In conclusion, the discovery of the endocannabinoid system began with the identification of a single GPCR, the CB1 receptor and the first endogenous ligand, anandamide. However, a very few additional components have accrued over the last two decades to produce a small group of endocannabinoid receptors and ligands. Recent discussions have centred on what it means to be a member of the ‘cannabinoid’ family and whether or not the levels of inclusion and exclusion are beneficial in terms of getting to a better understanding of the science related to how the phytocannabinoids either mimic or interfere with endogenous mammalian signalling systems (see Pertwee et al., 2010). Here, we provide data that the Gi/o-coupled GPCR, GPR18, was activated by Δ9-THC and additional data showing that CBD acted as an antagonist at this same receptor. These results demonstrate that greater concentrations of Δ9-THC are required to activate GPR18 receptors, than of CBD to produce GPR18 antagonism, a difference that is likely to affect the therapeutic outcome of existing pharmacotherapies that combine both Δ9-THC and CBD.

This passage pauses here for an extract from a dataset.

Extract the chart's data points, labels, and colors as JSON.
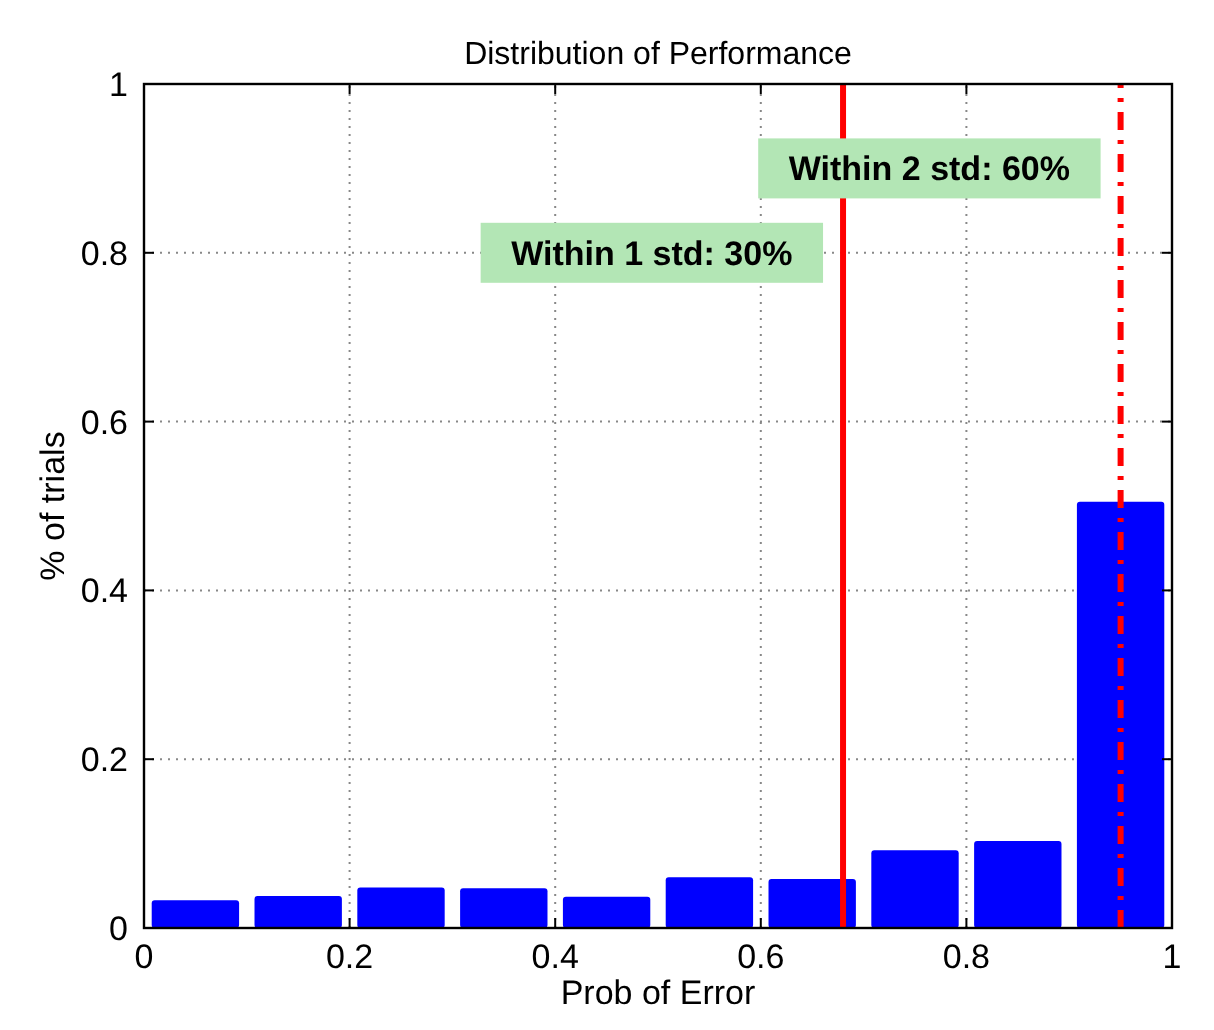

We also provide evidence that an endogenous metabolite of anandamide, NAGly, mimicked the effects of Δ9-THC in driving migration of the human endometrial cell line, HEC-1B, which was also blocked by <100 nM of CBD. These data potentially explain the ‘idiosyncratic’ outcomes from some previous studies in the field in which the effects of CB1 and CB2 receptors were unable to account for the observed phenomena.
The endocannabinoid system branch of neuroscience research is still evolving; however, it is already clear that it powerfully regulates neuronal, vascular, immune and reproductive functions. An understanding of the expression, function and regulation of the hitherto unidentified cannabinoid receptors such as GPR18, their molecular interactions with endogenous ligands, and how phytocannabinoids play a role with their signalling is vital if we are to comprehensively assess the function of the cannabinoid signalling system in human health and disease.